27 июня с родителями была проведена беседа о плохом поведении их сына. Замечательно! В этом документе было все замечательно. И то, что несчастная одинокая старуха называется «родителями», и то, что с «ними» регулярно проводят беседы о поведении сына, который плевать на «них» хотел, и то, что воспитание несовершеннолетнего уголовника носит рейдовый характер, и то, что последнюю беседу провели, когда он уже неделю сидел в тюрьме. Правда, начальник милиции капитан Стасюнас не знал, что на этот раз поведение Юрониса было совсем плохое. Он просто человека убил.
Надо было ехать в Паневежис…
Я приехала в Паневежис дождливым осенним днем. Не заходя в прокуратуру, я отправилась домой к матери Юрониса.
Тесный маленький двор, старый дом с залитыми водой подслеповатыми окошками. Я постучала в дверь, обитую рваной клеенкой.
— Кто там? — спросил за дверью надтреснутый женский голос.
— Следователь из Москвы, — сказала я и потянула за ручку.

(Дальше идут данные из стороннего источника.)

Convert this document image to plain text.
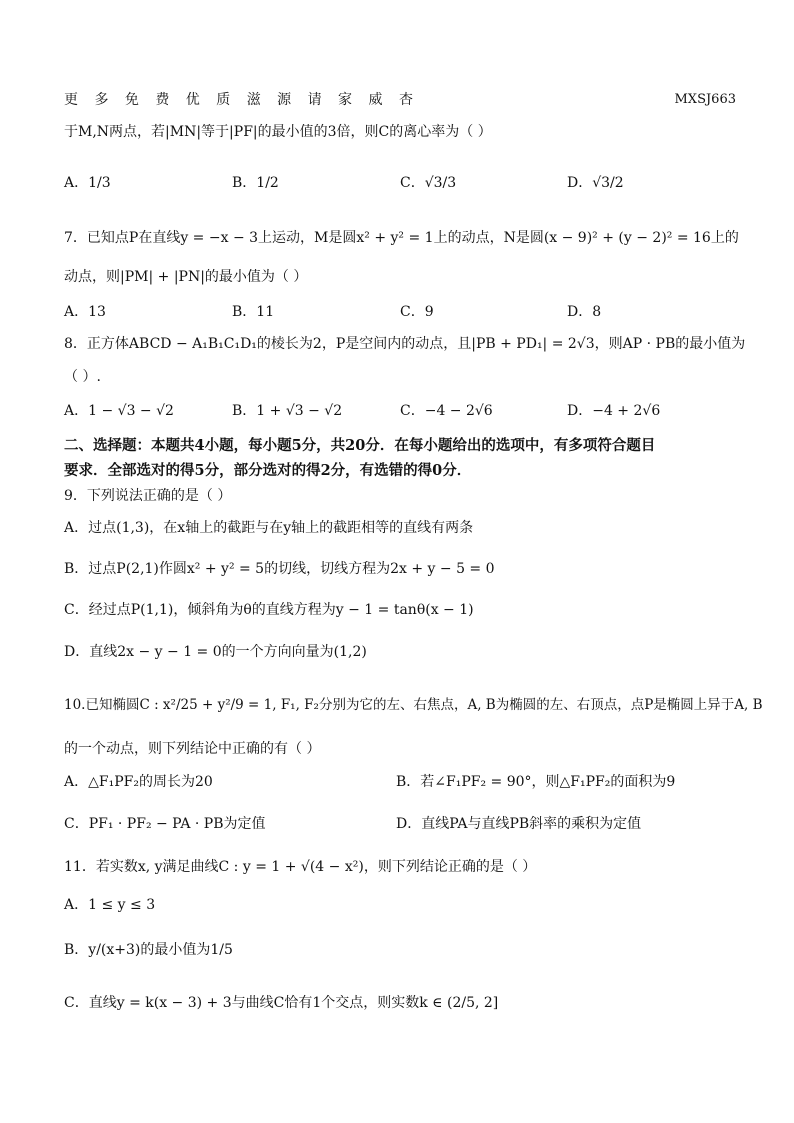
更 多 免 费 优 质 滋 源 请 家 威 杏	MXSJ663
于M,N两点，若|MN|等于|PF|的最小值的3倍，则C的离心率为（ ）
A．1/3	B．1/2	C．√3/3	D．√3/2
7．已知点P在直线y = −x − 3上运动，M是圆x² + y² = 1上的动点，N是圆(x − 9)² + (y − 2)² = 16上的
动点，则|PM| + |PN|的最小值为（ ）
A．13	B．11	C．9	D．8
8．正方体ABCD − A₁B₁C₁D₁的棱长为2，P是空间内的动点，且|PB + PD₁| = 2√3，则AP · PB的最小值为
（ ）.
A．1 − √3 − √2	B．1 + √3 − √2	C．−4 − 2√6	D．−4 + 2√6
二、选择题：本题共4小题，每小题5分，共20分．在每小题给出的选项中，有多项符合题目
要求．全部选对的得5分，部分选对的得2分，有选错的得0分．
9．下列说法正确的是（ ）
A．过点(1,3)，在x轴上的截距与在y轴上的截距相等的直线有两条
B．过点P(2,1)作圆x² + y² = 5的切线，切线方程为2x + y − 5 = 0
C．经过点P(1,1)，倾斜角为θ的直线方程为y − 1 = tanθ(x − 1)
D．直线2x − y − 1 = 0的一个方向向量为(1,2)
10.已知椭圆C : x²/25 + y²/9 = 1, F₁, F₂分别为它的左、右焦点，A, B为椭圆的左、右顶点，点P是椭圆上异于A, B
的一个动点，则下列结论中正确的有（ ）
A．△F₁PF₂的周长为20	B．若∠F₁PF₂ = 90°，则△F₁PF₂的面积为9
C．PF₁ · PF₂ − PA · PB为定值	D．直线PA与直线PB斜率的乘积为定值
11．若实数x, y满足曲线C : y = 1 + √(4 − x²)，则下列结论正确的是（ ）
A．1 ≤ y ≤ 3
B．y/(x+3)的最小值为1/5
C．直线y = k(x − 3) + 3与曲线C恰有1个交点，则实数k ∈ (2/5, 2]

Дверь послушно растворилась. Седая морщинистая женщина с испугом смотрела на меня. И мне на мгновение вдруг стало совестно, что я еще молодая и совсем здоровая. Такая была эта женщина немощная, серая, усталая. Вся она состояла из одних суставов, будто позвоночник, все прямые кости из нее вынули, и только одна дряблая, слабая оболочка невесть как держалась вертикально.
— Да, это я мать Альбинаса, — сказала она, хотя я ее даже не успела спросить. — Вы проходите в комнату, пожалуйста…
Голос у нее был тихий и такой же, как она вся, дряблый и серый. В комнате было пустовато и очень чисто. На стене висела фотография Альбинаса. Я присела к столу и достала из портфеля бумагу и ручку.
— Вы, может быть, чаю попьете? — спросила она робко.
Я быстро сказала:
— Нет, нет, спасибо, не беспокойтесь, я в поезде пила, — и поймала себя на мысли, что брезгую пить в этом доме. И от этого разозлилась на себя. — Казимира Петровна, мне надо задать вам несколько вопросов.
— Да-да, я понимаю, я привыкла уже, — и в голосе ее была необычайная покорность, полное подчинение судьбе и всем людям, кто захотел бы только приказать. Потому что от жизни она уже вообще ничего не ждала — это видно было по ее лицу и совершенно мертвым, бессильным рукам. Ничего хорошего все равно не могло произойти, а хуже, чем произошло, уже не могло случиться.
— …Я сначала боялась соседей встретить, в глаза не могла посмотреть, а потом привыкла. Ко всему человек привыкает: и к горю, и к позору. Все тут сразу на меня…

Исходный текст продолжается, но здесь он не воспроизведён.